Cells were exposed to etoposide or acetate for 48 h. Both floating and attached cells were collected, washed with PBS and centrifuged at 650 × g for 10 min at 4 °C. All subsequent steps were performed at 4 °C. Cells were resuspended in 1 ml PBS, centrifuged at 1500 × g for 5 min and washed twice in 800 μl Isotonic Buffer (200 mM mannitol, 70 mM sucrose, 1 mM EGTA, 10 mM HEPES) by centrifugation at 3000 × g for 5 min. The cell pellet was then resuspended in 300 μl Isotonic Buffer with 20 mM NaF, 20 mM Na3VO4, 1 mM PMSF and 40 μl/ml Protease inhibitor cocktail and homogenized by passing through a 26-G needle 70 times. Nuclei and unbroken cells were removed by centrifugation at 1000 × g for 5 min, followed by two consecutive centrifugations, first at 10 000 × g for 15 min to remove lysosomes and mitochondria and then at 100 000 × g for 1 h in an ultracentrifuge. Cytosolic protein extracts were stored at −80 °C.
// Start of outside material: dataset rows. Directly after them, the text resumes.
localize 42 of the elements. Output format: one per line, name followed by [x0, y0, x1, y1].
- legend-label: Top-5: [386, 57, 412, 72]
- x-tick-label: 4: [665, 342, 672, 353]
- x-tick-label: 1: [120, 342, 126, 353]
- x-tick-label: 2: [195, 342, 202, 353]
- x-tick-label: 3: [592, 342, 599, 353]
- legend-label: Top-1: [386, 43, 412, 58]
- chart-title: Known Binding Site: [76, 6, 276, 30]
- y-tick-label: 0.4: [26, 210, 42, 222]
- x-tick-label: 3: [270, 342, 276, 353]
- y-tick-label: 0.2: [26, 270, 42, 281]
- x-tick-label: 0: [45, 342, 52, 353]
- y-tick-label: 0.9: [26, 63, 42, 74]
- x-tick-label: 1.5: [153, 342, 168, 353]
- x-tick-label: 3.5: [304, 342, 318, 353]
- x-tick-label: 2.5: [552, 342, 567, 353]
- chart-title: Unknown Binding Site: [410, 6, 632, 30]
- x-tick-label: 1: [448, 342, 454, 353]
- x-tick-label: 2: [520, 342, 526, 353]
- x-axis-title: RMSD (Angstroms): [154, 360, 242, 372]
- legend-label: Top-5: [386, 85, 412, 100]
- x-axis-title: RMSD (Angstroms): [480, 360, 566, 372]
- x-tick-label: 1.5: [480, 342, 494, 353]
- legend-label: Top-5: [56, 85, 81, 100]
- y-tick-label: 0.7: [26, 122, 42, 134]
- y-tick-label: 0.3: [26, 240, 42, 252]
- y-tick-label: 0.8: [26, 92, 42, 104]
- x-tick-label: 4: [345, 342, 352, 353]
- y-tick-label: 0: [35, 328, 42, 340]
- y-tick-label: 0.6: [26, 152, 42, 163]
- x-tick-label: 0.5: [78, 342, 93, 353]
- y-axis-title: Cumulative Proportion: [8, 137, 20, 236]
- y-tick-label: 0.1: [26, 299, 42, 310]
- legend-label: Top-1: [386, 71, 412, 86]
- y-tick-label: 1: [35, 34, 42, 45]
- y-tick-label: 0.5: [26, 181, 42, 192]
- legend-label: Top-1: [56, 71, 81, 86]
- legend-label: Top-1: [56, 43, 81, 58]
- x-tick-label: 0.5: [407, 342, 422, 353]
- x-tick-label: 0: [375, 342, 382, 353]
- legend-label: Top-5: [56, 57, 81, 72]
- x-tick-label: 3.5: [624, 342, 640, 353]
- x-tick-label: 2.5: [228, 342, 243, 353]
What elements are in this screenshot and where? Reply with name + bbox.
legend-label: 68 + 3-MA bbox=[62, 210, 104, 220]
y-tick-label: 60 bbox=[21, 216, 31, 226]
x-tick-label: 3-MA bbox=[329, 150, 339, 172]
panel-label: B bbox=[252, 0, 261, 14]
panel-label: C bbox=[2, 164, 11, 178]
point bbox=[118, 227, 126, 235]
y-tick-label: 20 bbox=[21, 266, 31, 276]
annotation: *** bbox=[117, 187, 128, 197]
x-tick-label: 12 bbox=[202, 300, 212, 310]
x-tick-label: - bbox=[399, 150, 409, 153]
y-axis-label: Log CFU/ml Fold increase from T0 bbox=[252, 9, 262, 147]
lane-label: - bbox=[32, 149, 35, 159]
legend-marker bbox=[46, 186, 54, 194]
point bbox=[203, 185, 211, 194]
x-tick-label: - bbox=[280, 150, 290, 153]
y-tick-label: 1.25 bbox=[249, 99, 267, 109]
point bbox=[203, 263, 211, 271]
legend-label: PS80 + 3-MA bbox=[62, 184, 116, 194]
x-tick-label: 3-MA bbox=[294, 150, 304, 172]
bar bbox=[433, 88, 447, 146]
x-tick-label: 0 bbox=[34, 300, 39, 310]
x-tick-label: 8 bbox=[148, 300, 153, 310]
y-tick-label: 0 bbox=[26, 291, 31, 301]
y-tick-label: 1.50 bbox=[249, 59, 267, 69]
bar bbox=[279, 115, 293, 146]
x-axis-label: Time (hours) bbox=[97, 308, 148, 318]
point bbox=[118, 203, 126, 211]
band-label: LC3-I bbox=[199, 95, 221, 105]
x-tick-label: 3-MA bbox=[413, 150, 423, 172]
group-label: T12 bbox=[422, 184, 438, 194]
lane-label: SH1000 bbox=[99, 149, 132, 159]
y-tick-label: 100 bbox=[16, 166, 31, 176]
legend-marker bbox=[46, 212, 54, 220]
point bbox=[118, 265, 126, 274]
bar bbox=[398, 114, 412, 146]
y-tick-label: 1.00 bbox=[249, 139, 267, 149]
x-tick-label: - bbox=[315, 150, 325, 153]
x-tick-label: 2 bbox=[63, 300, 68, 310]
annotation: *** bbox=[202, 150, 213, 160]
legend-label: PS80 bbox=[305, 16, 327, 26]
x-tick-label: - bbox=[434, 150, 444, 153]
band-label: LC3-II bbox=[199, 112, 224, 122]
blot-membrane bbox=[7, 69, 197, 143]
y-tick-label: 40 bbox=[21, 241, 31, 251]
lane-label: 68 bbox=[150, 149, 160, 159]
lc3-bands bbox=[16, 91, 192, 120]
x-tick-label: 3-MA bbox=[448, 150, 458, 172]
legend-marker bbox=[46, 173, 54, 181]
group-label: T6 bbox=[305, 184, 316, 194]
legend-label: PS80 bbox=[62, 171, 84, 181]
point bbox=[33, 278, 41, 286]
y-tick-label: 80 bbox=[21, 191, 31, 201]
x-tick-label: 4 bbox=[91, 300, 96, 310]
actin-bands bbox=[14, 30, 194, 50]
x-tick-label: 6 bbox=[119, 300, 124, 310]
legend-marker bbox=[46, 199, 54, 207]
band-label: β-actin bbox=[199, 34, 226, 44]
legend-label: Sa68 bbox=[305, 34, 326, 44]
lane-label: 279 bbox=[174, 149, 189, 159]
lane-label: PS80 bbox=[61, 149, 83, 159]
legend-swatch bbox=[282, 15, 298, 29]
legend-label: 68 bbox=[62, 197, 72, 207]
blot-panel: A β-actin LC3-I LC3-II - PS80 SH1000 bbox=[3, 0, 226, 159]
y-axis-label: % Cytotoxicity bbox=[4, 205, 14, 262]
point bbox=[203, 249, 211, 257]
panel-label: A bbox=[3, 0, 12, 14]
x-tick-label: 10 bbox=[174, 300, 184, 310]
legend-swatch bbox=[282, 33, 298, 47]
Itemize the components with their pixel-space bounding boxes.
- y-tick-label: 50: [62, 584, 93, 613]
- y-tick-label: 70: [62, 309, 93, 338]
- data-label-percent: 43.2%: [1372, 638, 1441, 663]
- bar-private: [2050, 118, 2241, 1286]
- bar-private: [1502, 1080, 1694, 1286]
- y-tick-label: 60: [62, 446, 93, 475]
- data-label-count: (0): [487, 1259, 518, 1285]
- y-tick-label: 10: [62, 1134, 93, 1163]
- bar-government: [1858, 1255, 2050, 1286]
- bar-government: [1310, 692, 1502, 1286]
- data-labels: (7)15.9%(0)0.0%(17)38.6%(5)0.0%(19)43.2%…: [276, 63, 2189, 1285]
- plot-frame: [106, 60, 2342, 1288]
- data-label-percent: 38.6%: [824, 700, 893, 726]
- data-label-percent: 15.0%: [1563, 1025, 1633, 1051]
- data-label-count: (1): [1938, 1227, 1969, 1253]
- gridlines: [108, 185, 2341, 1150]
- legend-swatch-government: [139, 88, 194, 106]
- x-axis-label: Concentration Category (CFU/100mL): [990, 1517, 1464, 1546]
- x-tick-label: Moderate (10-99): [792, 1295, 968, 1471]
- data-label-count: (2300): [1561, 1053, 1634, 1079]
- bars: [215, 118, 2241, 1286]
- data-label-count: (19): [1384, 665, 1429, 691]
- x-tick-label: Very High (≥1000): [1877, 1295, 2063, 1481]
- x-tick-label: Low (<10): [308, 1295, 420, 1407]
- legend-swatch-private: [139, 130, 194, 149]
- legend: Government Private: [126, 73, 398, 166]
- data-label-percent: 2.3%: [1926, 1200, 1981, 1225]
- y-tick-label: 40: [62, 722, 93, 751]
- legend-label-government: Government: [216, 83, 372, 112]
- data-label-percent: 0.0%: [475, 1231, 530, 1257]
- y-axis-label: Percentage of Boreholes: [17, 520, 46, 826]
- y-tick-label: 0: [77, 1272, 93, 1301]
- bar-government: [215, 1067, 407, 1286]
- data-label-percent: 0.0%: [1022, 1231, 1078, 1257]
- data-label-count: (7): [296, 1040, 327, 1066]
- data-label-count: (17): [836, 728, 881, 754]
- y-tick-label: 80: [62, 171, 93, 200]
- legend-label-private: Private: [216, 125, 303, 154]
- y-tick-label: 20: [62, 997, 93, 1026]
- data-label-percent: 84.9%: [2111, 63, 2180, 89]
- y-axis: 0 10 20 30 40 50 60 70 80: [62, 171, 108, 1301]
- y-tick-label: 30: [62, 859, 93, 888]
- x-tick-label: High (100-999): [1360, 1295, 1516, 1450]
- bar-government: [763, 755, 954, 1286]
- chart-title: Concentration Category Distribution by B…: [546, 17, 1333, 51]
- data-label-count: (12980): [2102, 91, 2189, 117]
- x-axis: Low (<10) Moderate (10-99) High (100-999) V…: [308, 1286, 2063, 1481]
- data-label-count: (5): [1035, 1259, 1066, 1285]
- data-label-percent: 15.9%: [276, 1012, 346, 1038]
Preparation of total protein extracts

Cells were exposed to etoposide or acetate for 48 h. Both floating and attached cells were collected, washed with PBS and centrifuged at 650 × g for 5 min at 4 °C. The supernatant was discarded and cells lysed in 80 μl Ripa Buffer (50 mM Tris-HCl pH 7.5, 150 mM NaCl, 2 mM EDTA, 1% NP-40) supplemented with 20 mM NaF, 20 mM Na3VO4, 1 mM PMSF and 40 μl/ml Protease inhibitor cocktail. Supernatants were cleared by centrifugation at 4500 × g for 10 min. Total protein extracts were stored at −80 °C.

Western blot analysis

Protein samples (25 μg) were separated by sodium dodecyl sulfate 12,5% polyacrylamide gel electrophoresis and electroblotted onto PVDF (polyvinylidene difluoride) membranes. Primary antibodies were anti-cathepsin D (Calbiochem, San Diego, CA, USA) and anti-actin (Santa Cruz Biotechnology, Santa Cruz, CA, USA). Secondary antibodies were peroxidase-conjugated AffiniPure goat anti-rabbit IgG (Jackson ImmunoResearch, West Grove, PA, USA) and horseradish peroxidase-labeled goat anti-mouse immunoglobulin IgG (Jackson ImmunoResearch). Subsequent chemiluminescence detection was performed using the ECL detection system (Amersham, Biosciences, Buckinghamshire, UK) and a molecular imager (Chemi-Doc XRS system, Bio-Rad, Laboratories Inc., Hercules, CA, USA).

Statistical analysis

Data are expressed as means±S.E.M. of at least three independent experiments. Statistical analysis between negative control and treated samples was performed by one-way ANOVA followed by Dunnett’s test and the comparison between PstA- or E64d-treated and untreated cells was performed by unpaired two-tailed Student’s t-test. Differences were considered significant when P≤0.05.